First of all, thanks a lot for your detailed analysis.

On Fri, Aug 2, 2013 at 8:19 PM, Martin Wilck <mwilck@xxxxxxxx> wrote:
> On 08/02/2013 02:46 PM, Francis Moreau wrote:
>
>> Please tell me if you can find something suspicous.
>
> One thing that I can see is that your BIOS seems to use the same time
> stamp everywhere. It is clear from the dump that the BIOS has changed
> the timestamp in the VD GUID, too. The timestamp used in the
> "before-bios" data is 2013-08-02 08:21:10, the timestamp after is
> 2013-08-02 14:27:27. Wonder if that fits?

Probably. I booted the system at 8:21, let the resync finish and did
the dump after. So it seems to fit.

>
> The spec says that the VD GUID consists of the vendor ID ("LSI     " in
> your case), controller type (the controller's PCI ID,
> 8086:1d60:0000:0000), the 4-byte time stamp, and a "random number"
> (0000 1450). Strangely, I also have an LSI fake RAID and it uses the
> same random number. It even generated the same number through several
> RAID creations. Seems to be a truly strange random number generator :-)
>
> All in all, this makes your controller's RAID GUIDs very predictable.
> But they change whenever the timestamp changes. It also explains why
> this controller can't have more than a single array.
>
> But that's not what you wanted to know, right?

Well that was very instructive, thanks.

> Besides the time stamp,
> sequence number, and CRC32, there is actually no difference between the
> two dumps. The suspicious part is here, same in both dumps:
>
> 00000860  00 00 ff ff ff ff ff ff  ff ff ff ff ff ff ff ff
>
> The first two bytes in thus line are the state and init state, and the
> meaning is "Optimal, consistent, *not initialized*".
> And this is before *and* after BIOS started.

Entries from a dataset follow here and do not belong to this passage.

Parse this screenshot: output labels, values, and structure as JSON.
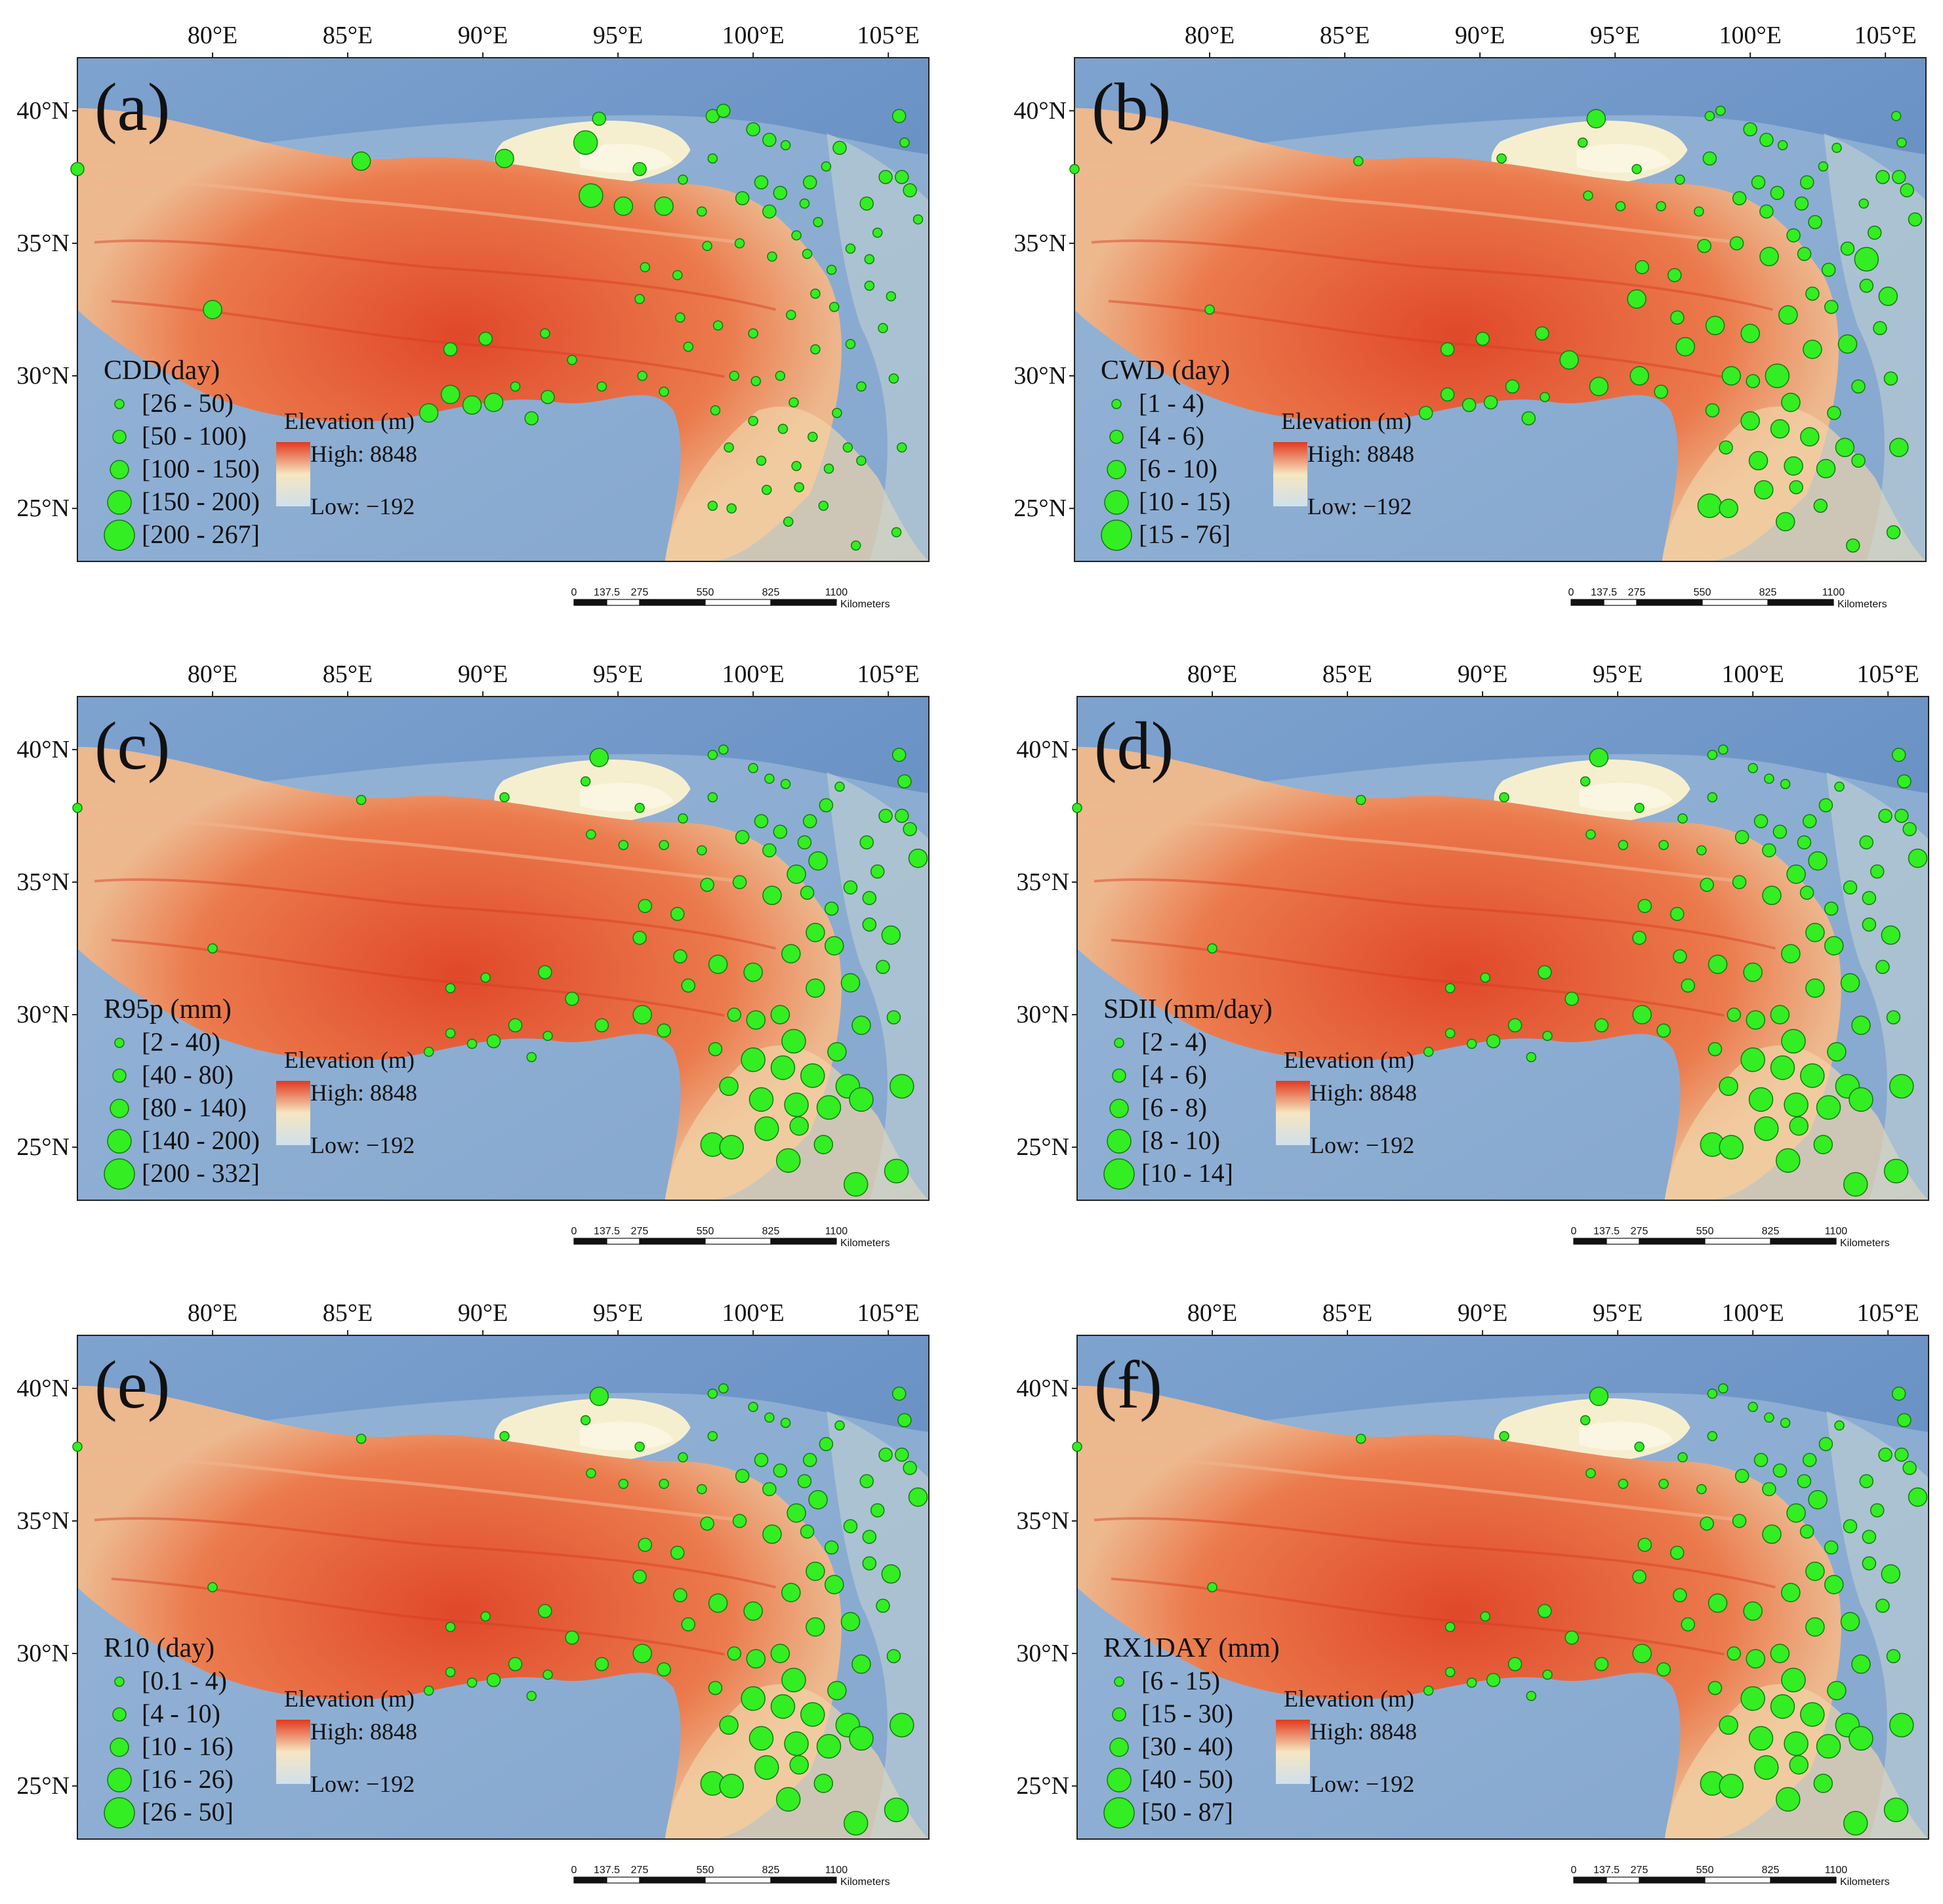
{
  "figure": {
    "lon_ticks": [
      "80°E",
      "85°E",
      "90°E",
      "95°E",
      "100°E",
      "105°E"
    ],
    "lat_ticks": [
      "40°N",
      "35°N",
      "30°N",
      "25°N"
    ],
    "lon_range": [
      75,
      106.5
    ],
    "lat_range": [
      23,
      42
    ],
    "elevation_legend": {
      "title": "Elevation (m)",
      "high": "High: 8848",
      "low": "Low: −192"
    },
    "scalebar": {
      "ticks": [
        "0",
        "137.5",
        "275",
        "550",
        "825",
        "1100"
      ],
      "unit": "Kilometers"
    },
    "colors": {
      "station_fill": "#33ee22",
      "station_stroke": "#137a10",
      "ramp_high": "#e23a1f",
      "ramp_mid": "#f6e6c0",
      "ramp_low": "#cfe0ec"
    }
  },
  "panels": [
    {
      "label": "(a)",
      "legend_title": "CDD(day)",
      "classes": [
        "[26 - 50)",
        "[50 - 100)",
        "[100 - 150)",
        "[150 - 200)",
        "[200 - 267]"
      ]
    },
    {
      "label": "(b)",
      "legend_title": "CWD (day)",
      "classes": [
        "[1 - 4)",
        "[4 - 6)",
        "[6 - 10)",
        "[10 - 15)",
        "[15 - 76]"
      ]
    },
    {
      "label": "(c)",
      "legend_title": "R95p (mm)",
      "classes": [
        "[2 - 40)",
        "[40 - 80)",
        "[80 - 140)",
        "[140 - 200)",
        "[200 - 332]"
      ]
    },
    {
      "label": "(d)",
      "legend_title": "SDII (mm/day)",
      "classes": [
        "[2 - 4)",
        "[4 - 6)",
        "[6 - 8)",
        "[8 - 10)",
        "[10 - 14]"
      ]
    },
    {
      "label": "(e)",
      "legend_title": "R10 (day)",
      "classes": [
        "[0.1 - 4)",
        "[4 - 10)",
        "[10 - 16)",
        "[16 - 26)",
        "[26 - 50]"
      ]
    },
    {
      "label": "(f)",
      "legend_title": "RX1DAY (mm)",
      "classes": [
        "[6 - 15)",
        "[15 - 30)",
        "[30 - 40)",
        "[40 - 50)",
        "[50 - 87]"
      ]
    }
  ],
  "stations": [
    {
      "lon": 75.0,
      "lat": 37.8,
      "cls": [
        2,
        1,
        1,
        1,
        1,
        1
      ]
    },
    {
      "lon": 80.0,
      "lat": 32.5,
      "cls": [
        3,
        1,
        1,
        1,
        1,
        1
      ]
    },
    {
      "lon": 85.5,
      "lat": 38.1,
      "cls": [
        3,
        1,
        1,
        1,
        1,
        1
      ]
    },
    {
      "lon": 90.8,
      "lat": 38.2,
      "cls": [
        3,
        1,
        1,
        1,
        1,
        1
      ]
    },
    {
      "lon": 93.8,
      "lat": 38.8,
      "cls": [
        4,
        1,
        1,
        1,
        1,
        1
      ]
    },
    {
      "lon": 94.3,
      "lat": 39.7,
      "cls": [
        2,
        3,
        3,
        3,
        3,
        3
      ]
    },
    {
      "lon": 94.0,
      "lat": 36.8,
      "cls": [
        4,
        1,
        1,
        1,
        1,
        1
      ]
    },
    {
      "lon": 95.2,
      "lat": 36.4,
      "cls": [
        3,
        1,
        1,
        1,
        1,
        1
      ]
    },
    {
      "lon": 96.7,
      "lat": 36.4,
      "cls": [
        3,
        1,
        1,
        1,
        1,
        1
      ]
    },
    {
      "lon": 95.8,
      "lat": 37.8,
      "cls": [
        2,
        1,
        1,
        1,
        1,
        1
      ]
    },
    {
      "lon": 97.4,
      "lat": 37.4,
      "cls": [
        1,
        1,
        1,
        1,
        1,
        1
      ]
    },
    {
      "lon": 98.1,
      "lat": 36.2,
      "cls": [
        1,
        1,
        1,
        1,
        1,
        1
      ]
    },
    {
      "lon": 98.5,
      "lat": 39.8,
      "cls": [
        2,
        1,
        1,
        1,
        1,
        1
      ]
    },
    {
      "lon": 98.9,
      "lat": 40.0,
      "cls": [
        2,
        1,
        1,
        1,
        1,
        1
      ]
    },
    {
      "lon": 100.0,
      "lat": 39.3,
      "cls": [
        2,
        2,
        1,
        1,
        1,
        1
      ]
    },
    {
      "lon": 100.6,
      "lat": 38.9,
      "cls": [
        2,
        2,
        1,
        1,
        1,
        1
      ]
    },
    {
      "lon": 101.2,
      "lat": 38.7,
      "cls": [
        1,
        1,
        1,
        1,
        1,
        1
      ]
    },
    {
      "lon": 102.7,
      "lat": 37.9,
      "cls": [
        1,
        1,
        2,
        2,
        2,
        2
      ]
    },
    {
      "lon": 103.2,
      "lat": 38.6,
      "cls": [
        2,
        1,
        1,
        1,
        1,
        1
      ]
    },
    {
      "lon": 104.2,
      "lat": 36.5,
      "cls": [
        2,
        1,
        2,
        2,
        2,
        2
      ]
    },
    {
      "lon": 104.9,
      "lat": 37.5,
      "cls": [
        2,
        2,
        2,
        2,
        2,
        2
      ]
    },
    {
      "lon": 105.5,
      "lat": 37.5,
      "cls": [
        2,
        2,
        2,
        2,
        2,
        2
      ]
    },
    {
      "lon": 105.4,
      "lat": 39.8,
      "cls": [
        2,
        1,
        2,
        2,
        2,
        2
      ]
    },
    {
      "lon": 105.6,
      "lat": 38.8,
      "cls": [
        1,
        1,
        2,
        2,
        2,
        2
      ]
    },
    {
      "lon": 105.8,
      "lat": 37.0,
      "cls": [
        2,
        2,
        2,
        2,
        2,
        2
      ]
    },
    {
      "lon": 106.1,
      "lat": 35.9,
      "cls": [
        1,
        2,
        3,
        3,
        3,
        3
      ]
    },
    {
      "lon": 104.6,
      "lat": 35.4,
      "cls": [
        1,
        2,
        2,
        2,
        2,
        2
      ]
    },
    {
      "lon": 103.6,
      "lat": 34.8,
      "cls": [
        1,
        2,
        2,
        2,
        2,
        2
      ]
    },
    {
      "lon": 104.3,
      "lat": 33.4,
      "cls": [
        1,
        2,
        2,
        2,
        2,
        2
      ]
    },
    {
      "lon": 102.9,
      "lat": 34.0,
      "cls": [
        1,
        2,
        2,
        2,
        2,
        2
      ]
    },
    {
      "lon": 101.6,
      "lat": 35.3,
      "cls": [
        1,
        2,
        3,
        3,
        3,
        3
      ]
    },
    {
      "lon": 101.9,
      "lat": 36.5,
      "cls": [
        1,
        2,
        2,
        2,
        2,
        2
      ]
    },
    {
      "lon": 100.6,
      "lat": 36.2,
      "cls": [
        2,
        2,
        2,
        2,
        2,
        2
      ]
    },
    {
      "lon": 99.6,
      "lat": 36.7,
      "cls": [
        2,
        2,
        2,
        2,
        2,
        2
      ]
    },
    {
      "lon": 98.5,
      "lat": 38.2,
      "cls": [
        1,
        2,
        1,
        1,
        1,
        1
      ]
    },
    {
      "lon": 100.3,
      "lat": 37.3,
      "cls": [
        2,
        2,
        2,
        2,
        2,
        2
      ]
    },
    {
      "lon": 101.0,
      "lat": 36.9,
      "cls": [
        2,
        2,
        2,
        2,
        2,
        2
      ]
    },
    {
      "lon": 102.1,
      "lat": 37.3,
      "cls": [
        2,
        2,
        2,
        2,
        2,
        2
      ]
    },
    {
      "lon": 102.4,
      "lat": 35.8,
      "cls": [
        1,
        2,
        3,
        3,
        3,
        3
      ]
    },
    {
      "lon": 102.0,
      "lat": 34.6,
      "cls": [
        1,
        2,
        2,
        2,
        2,
        2
      ]
    },
    {
      "lon": 100.7,
      "lat": 34.5,
      "cls": [
        1,
        3,
        3,
        3,
        3,
        3
      ]
    },
    {
      "lon": 99.5,
      "lat": 35.0,
      "cls": [
        1,
        2,
        2,
        2,
        2,
        2
      ]
    },
    {
      "lon": 98.3,
      "lat": 34.9,
      "cls": [
        1,
        2,
        2,
        2,
        2,
        2
      ]
    },
    {
      "lon": 97.2,
      "lat": 33.8,
      "cls": [
        1,
        2,
        2,
        2,
        2,
        2
      ]
    },
    {
      "lon": 96.0,
      "lat": 34.1,
      "cls": [
        1,
        2,
        2,
        2,
        2,
        2
      ]
    },
    {
      "lon": 95.8,
      "lat": 32.9,
      "cls": [
        1,
        3,
        2,
        2,
        2,
        2
      ]
    },
    {
      "lon": 97.3,
      "lat": 32.2,
      "cls": [
        1,
        2,
        2,
        2,
        2,
        2
      ]
    },
    {
      "lon": 98.7,
      "lat": 31.9,
      "cls": [
        1,
        3,
        3,
        3,
        3,
        3
      ]
    },
    {
      "lon": 100.0,
      "lat": 31.6,
      "cls": [
        1,
        3,
        3,
        3,
        3,
        3
      ]
    },
    {
      "lon": 101.4,
      "lat": 32.3,
      "cls": [
        1,
        3,
        3,
        3,
        3,
        3
      ]
    },
    {
      "lon": 102.3,
      "lat": 33.1,
      "cls": [
        1,
        2,
        3,
        3,
        3,
        3
      ]
    },
    {
      "lon": 103.0,
      "lat": 32.6,
      "cls": [
        1,
        2,
        3,
        3,
        3,
        3
      ]
    },
    {
      "lon": 103.6,
      "lat": 31.2,
      "cls": [
        1,
        3,
        3,
        3,
        3,
        3
      ]
    },
    {
      "lon": 102.3,
      "lat": 31.0,
      "cls": [
        1,
        3,
        3,
        3,
        3,
        3
      ]
    },
    {
      "lon": 101.0,
      "lat": 30.0,
      "cls": [
        1,
        4,
        3,
        3,
        3,
        3
      ]
    },
    {
      "lon": 99.3,
      "lat": 30.0,
      "cls": [
        1,
        3,
        2,
        2,
        2,
        2
      ]
    },
    {
      "lon": 97.6,
      "lat": 31.1,
      "cls": [
        1,
        3,
        2,
        2,
        2,
        2
      ]
    },
    {
      "lon": 95.9,
      "lat": 30.0,
      "cls": [
        1,
        3,
        3,
        3,
        3,
        3
      ]
    },
    {
      "lon": 94.4,
      "lat": 29.6,
      "cls": [
        1,
        3,
        2,
        2,
        2,
        2
      ]
    },
    {
      "lon": 93.3,
      "lat": 30.6,
      "cls": [
        1,
        3,
        2,
        2,
        2,
        2
      ]
    },
    {
      "lon": 92.3,
      "lat": 31.6,
      "cls": [
        1,
        2,
        2,
        2,
        2,
        2
      ]
    },
    {
      "lon": 91.2,
      "lat": 29.6,
      "cls": [
        1,
        2,
        2,
        2,
        2,
        2
      ]
    },
    {
      "lon": 90.4,
      "lat": 29.0,
      "cls": [
        3,
        2,
        2,
        2,
        2,
        2
      ]
    },
    {
      "lon": 89.6,
      "lat": 28.9,
      "cls": [
        3,
        2,
        1,
        1,
        1,
        1
      ]
    },
    {
      "lon": 88.8,
      "lat": 29.3,
      "cls": [
        3,
        2,
        1,
        1,
        1,
        1
      ]
    },
    {
      "lon": 88.0,
      "lat": 28.6,
      "cls": [
        3,
        2,
        1,
        1,
        1,
        1
      ]
    },
    {
      "lon": 88.8,
      "lat": 31.0,
      "cls": [
        2,
        2,
        1,
        1,
        1,
        1
      ]
    },
    {
      "lon": 90.1,
      "lat": 31.4,
      "cls": [
        2,
        2,
        1,
        1,
        1,
        1
      ]
    },
    {
      "lon": 91.8,
      "lat": 28.4,
      "cls": [
        2,
        2,
        1,
        1,
        1,
        1
      ]
    },
    {
      "lon": 92.4,
      "lat": 29.2,
      "cls": [
        2,
        1,
        1,
        1,
        1,
        1
      ]
    },
    {
      "lon": 100.0,
      "lat": 28.3,
      "cls": [
        1,
        3,
        4,
        4,
        4,
        4
      ]
    },
    {
      "lon": 101.1,
      "lat": 28.0,
      "cls": [
        1,
        3,
        4,
        4,
        4,
        4
      ]
    },
    {
      "lon": 102.2,
      "lat": 27.7,
      "cls": [
        1,
        3,
        4,
        4,
        4,
        4
      ]
    },
    {
      "lon": 103.1,
      "lat": 28.6,
      "cls": [
        1,
        2,
        3,
        3,
        3,
        3
      ]
    },
    {
      "lon": 103.5,
      "lat": 27.3,
      "cls": [
        1,
        3,
        4,
        4,
        4,
        4
      ]
    },
    {
      "lon": 104.0,
      "lat": 26.8,
      "cls": [
        1,
        2,
        4,
        4,
        4,
        4
      ]
    },
    {
      "lon": 102.8,
      "lat": 26.5,
      "cls": [
        1,
        3,
        4,
        4,
        4,
        4
      ]
    },
    {
      "lon": 101.6,
      "lat": 26.6,
      "cls": [
        1,
        3,
        4,
        4,
        4,
        4
      ]
    },
    {
      "lon": 100.3,
      "lat": 26.8,
      "cls": [
        1,
        3,
        4,
        4,
        4,
        4
      ]
    },
    {
      "lon": 99.1,
      "lat": 27.3,
      "cls": [
        1,
        2,
        3,
        3,
        3,
        3
      ]
    },
    {
      "lon": 100.5,
      "lat": 25.7,
      "cls": [
        1,
        3,
        4,
        4,
        4,
        4
      ]
    },
    {
      "lon": 101.7,
      "lat": 25.8,
      "cls": [
        1,
        2,
        3,
        3,
        3,
        3
      ]
    },
    {
      "lon": 98.5,
      "lat": 25.1,
      "cls": [
        1,
        4,
        4,
        4,
        4,
        4
      ]
    },
    {
      "lon": 99.2,
      "lat": 25.0,
      "cls": [
        1,
        3,
        4,
        4,
        4,
        4
      ]
    },
    {
      "lon": 101.3,
      "lat": 24.5,
      "cls": [
        1,
        3,
        4,
        4,
        4,
        4
      ]
    },
    {
      "lon": 102.6,
      "lat": 25.1,
      "cls": [
        1,
        2,
        3,
        3,
        3,
        3
      ]
    },
    {
      "lon": 103.8,
      "lat": 23.6,
      "cls": [
        1,
        2,
        4,
        4,
        4,
        4
      ]
    },
    {
      "lon": 105.3,
      "lat": 24.1,
      "cls": [
        1,
        2,
        4,
        4,
        4,
        4
      ]
    },
    {
      "lon": 105.5,
      "lat": 27.3,
      "cls": [
        1,
        3,
        4,
        4,
        4,
        4
      ]
    },
    {
      "lon": 101.5,
      "lat": 29.0,
      "cls": [
        1,
        3,
        4,
        4,
        4,
        4
      ]
    },
    {
      "lon": 100.1,
      "lat": 29.8,
      "cls": [
        1,
        2,
        3,
        3,
        3,
        3
      ]
    },
    {
      "lon": 98.6,
      "lat": 28.7,
      "cls": [
        1,
        2,
        2,
        2,
        2,
        2
      ]
    },
    {
      "lon": 96.7,
      "lat": 29.4,
      "cls": [
        1,
        2,
        2,
        2,
        2,
        2
      ]
    },
    {
      "lon": 104.0,
      "lat": 29.6,
      "cls": [
        1,
        2,
        3,
        3,
        3,
        3
      ]
    },
    {
      "lon": 105.2,
      "lat": 29.9,
      "cls": [
        1,
        2,
        2,
        2,
        2,
        2
      ]
    },
    {
      "lon": 104.8,
      "lat": 31.8,
      "cls": [
        1,
        2,
        2,
        2,
        2,
        2
      ]
    },
    {
      "lon": 105.1,
      "lat": 33.0,
      "cls": [
        1,
        3,
        3,
        3,
        3,
        3
      ]
    },
    {
      "lon": 104.3,
      "lat": 34.4,
      "cls": [
        1,
        4,
        2,
        2,
        2,
        2
      ]
    }
  ]
}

Suspiciously, this doesn't
> match what you wrote before:
>
>> I checked during the shudown process that the array is correctly
>> > stopped since at that point I got:
>> >
>> > # mdadm -E /dev/sda | egrep "state"
>> >         state[0] : Optimal, Consistent
>> >    init state[0] : Fully Initialised
>
> This would correspond to "00 02", and it's what we should see after
> initialization. On my system the BIOS sets "00 01" (Optimal, consistent,
> Quick Init in progress) when it first creates an array, because the BIOS
> doesn't do a full initialization. But "not initialized" is weird. The
> mdadm DDF code won't set this by itself, AFAIK. Please make sure again
> that the "before" data matches what mdadm/mdmon wrote just after
> stopping during shutdown.

I'm pretty sure that's the "before" dump was just after stopping the
array, this is how I proceed: during the shutdown, I stop the system
right after "mdadm -S", then I checked the state  of the array with
"mdadm -E", which was initialized for sure. Then I powered off the
machine, removed one disk and did the "before" dump from my laptop.
After that I booted the machine with the disk in place until grub menu
appeared. I then powered off the machine and did the same procedure as
previously to get "after" dump.

Perhaps some data were still in a "cache" and was not written to the
disk when the power-off/reboot did happen ?

Maybe one thing that worths to note is that the same disk array
configuration with the same system works fine on qemu.